RAKYATKU.COM, MAROKO - Tiga tersangka teroris diadili di Maroko, karena membunuh dua pendaki Skandinavia muda. Ketiganya terancam hukuman mati.
Pelajar Denmark Louisa Vesterager Jespersen (24), dan Maren Ueland (28), dari Norwegia, ditemukan tewas di pegunungan High Atlas Desember lalu, ketika dalam perjalanan hiking.
Pemimpin biang keladi yang dicurigai dan bawah tanah, Imam Abdessamad Ejjoud (25), dan Younes Ouaziyad (27), mengakui bahwa mereka memenggal gadis-gadis itu, sementara Rachid Afatti (33), memfilmkan pembunuhan di teleponnya.
Jaksa penuntut Maroko mencap tiga pembunuh haus darah, ketika mereka menyerukan agar mereka menerima hukuman mati untuk kejahatan pada hari Kamis di pengadilan anti-teror di Sale, dekat Rabat.
Namun, Maroko secara de facto membekukan eksekusi sejak tahun 1993.
Penuntutan mengatakan kepada pengadilan, bagaimana laporan otopsi menemukan 23 luka-luka pada tubuh Nona Jespersen yang dipenggal dan tujuh lainnya mengenai Nona Ueland.
Pengadilan juga menyerukan hukuman penjara antara 15 tahun dan seumur hidup bagi 21 terdakwa lainnya, dalam persidangan.
Hukuman seumur hidup dicari untuk tukang ledeng Abderrahim Khayali (33), yang telah menemani ketiga penyerang tetapi meninggalkan tempat kejadian sebelum pembunuhan.
Pria lain yang berusia 20 tahun dicari untuk Kevin Zoller Guervos, seorang mualaf asal Spanyol-Swiss.
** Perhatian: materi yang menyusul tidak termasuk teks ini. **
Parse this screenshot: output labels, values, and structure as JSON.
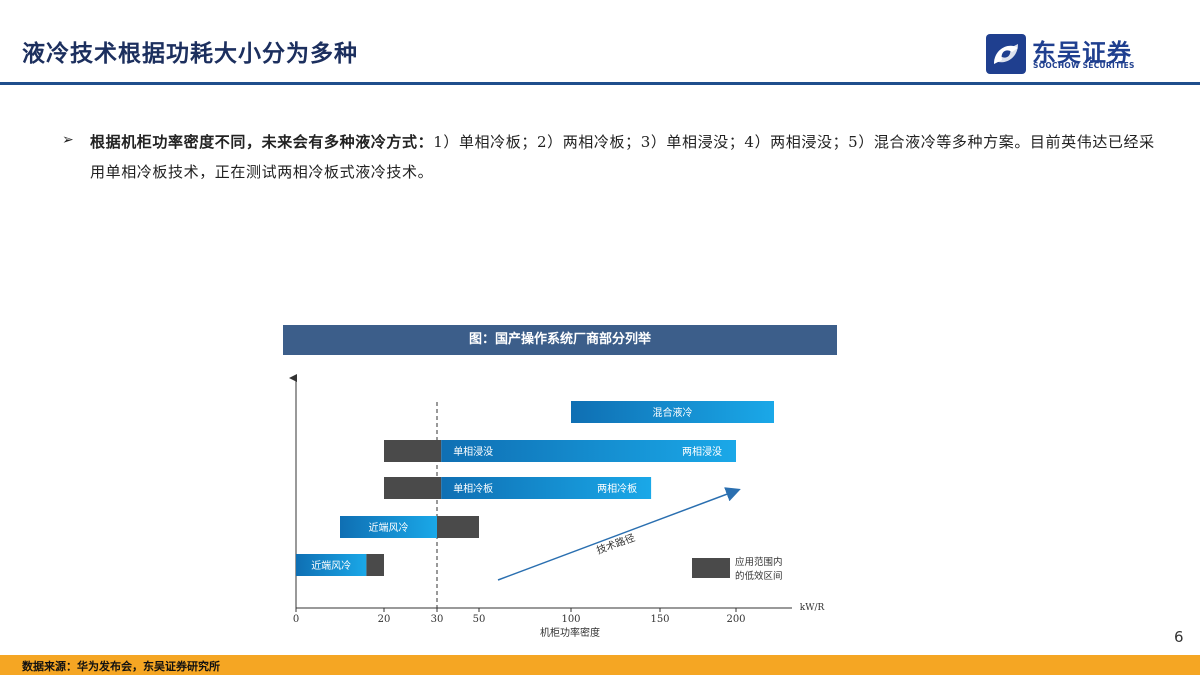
{
  "header": {
    "title": "液冷技术根据功耗大小分为多种",
    "logo_cn": "东吴证券",
    "logo_en": "SOOCHOW SECURITIES"
  },
  "body": {
    "bullet": "➢",
    "bold_part": "根据机柜功率密度不同，未来会有多种液冷方式：",
    "rest": "1）单相冷板；2）两相冷板；3）单相浸没；4）两相浸没；5）混合液冷等多种方案。目前英伟达已经采用单相冷板技术，正在测试两相冷板式液冷技术。"
  },
  "figure": {
    "title": "图：国产操作系统厂商部分列举"
  },
  "chart_data": {
    "type": "bar",
    "orientation": "horizontal",
    "xlabel": "机柜功率密度",
    "x_unit": "kW/R",
    "x_ticks": [
      0,
      20,
      30,
      50,
      100,
      150,
      200
    ],
    "reference_line_x": 30,
    "rows": [
      {
        "label": "混合液冷",
        "bars": [
          {
            "start": 100,
            "end": 225,
            "kind": "main"
          }
        ]
      },
      {
        "label": "单相浸没",
        "label2": "两相浸没",
        "bars": [
          {
            "start": 20,
            "end": 32,
            "kind": "low"
          },
          {
            "start": 32,
            "end": 200,
            "kind": "main"
          }
        ]
      },
      {
        "label": "单相冷板",
        "label2": "两相冷板",
        "bars": [
          {
            "start": 20,
            "end": 32,
            "kind": "low"
          },
          {
            "start": 32,
            "end": 145,
            "kind": "main"
          }
        ]
      },
      {
        "label": "近端风冷",
        "bars": [
          {
            "start": 10,
            "end": 30,
            "kind": "main"
          },
          {
            "start": 30,
            "end": 50,
            "kind": "low"
          }
        ]
      },
      {
        "label": "近端风冷",
        "bars": [
          {
            "start": 0,
            "end": 16,
            "kind": "main"
          },
          {
            "start": 16,
            "end": 20,
            "kind": "low"
          }
        ]
      }
    ],
    "arrow_label": "技术路径",
    "legend": {
      "label": "应用范围内的低效区间",
      "label_line1": "应用范围内",
      "label_line2": "的低效区间",
      "placement": "bottom-right"
    },
    "colors": {
      "main_start": "#0f6fb3",
      "main_end": "#1aa8e8",
      "low": "#4a4a4a",
      "arrow": "#2a6fb0"
    }
  },
  "footer": {
    "source": "数据来源：华为发布会，东吴证券研究所",
    "page": "6"
  }
}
Semua kecuali tiga dari mereka yang diadili mengatakan, mereka adalah pendukung kelompok ISIS, menurut penuntutan.
Pengacara yang mewakili Miss Jespersen mengatakan, tragedi itu bisa dihindari dan menyalahkan pemerintah Maroko karena gagal memantau para tersangka sebelum pembunuhan.
Khaled El Fataouis mengatakan, nyawa gadis-gadis itu akan terhindar jika pejabat memperhatikan informasi tentang perilaku pedagang kaki lima Ejjoud, yang telah dihukum karena mencoba bergabung dengan ISIS di Suriah.
Dia dibebaskan lebih awal dari penjara pada tahun 2015 dan melanjutkan untuk bertemu dengan mantan narapidana dan orang lain tanpa pemeriksaan oleh pihak berwenang, tambah Fataouis.
Dia menuduh polisi telah diberitahu tentang kegiatan mereka tetapi gagal untuk bertindak atas informasi tersebut.
Pengacara Houssine Raji menambahkan para tersangka bertemu di sekolah-sekolah Alquran yang dikelola oleh ulama Mohamed al-Maghraoui, yang telah ditutup pada 2010, berdasarkan keputusan pengadilan tetapi diperintahkan untuk dibuka kembali pada 2012 oleh menteri kehakiman.
Para pengacara menuntut agar Maghraoui dan menteri kehakiman saat itu Mustapha Ramid dipanggil untuk diinterogasi, tetapi permintaan itu ditolak oleh pengadilan.
Para penyelidik mengatakan 'sel' itu diilhami oleh ideologi ISIS, tetapi kepala anti-teror Maroko bersikeras bahwa terdakwa tidak memiliki kontak dengan kelompok jihadis di zona konflik. ISIS tidak pernah mengklaim bertanggung jawab atas pembunuhan tersebut.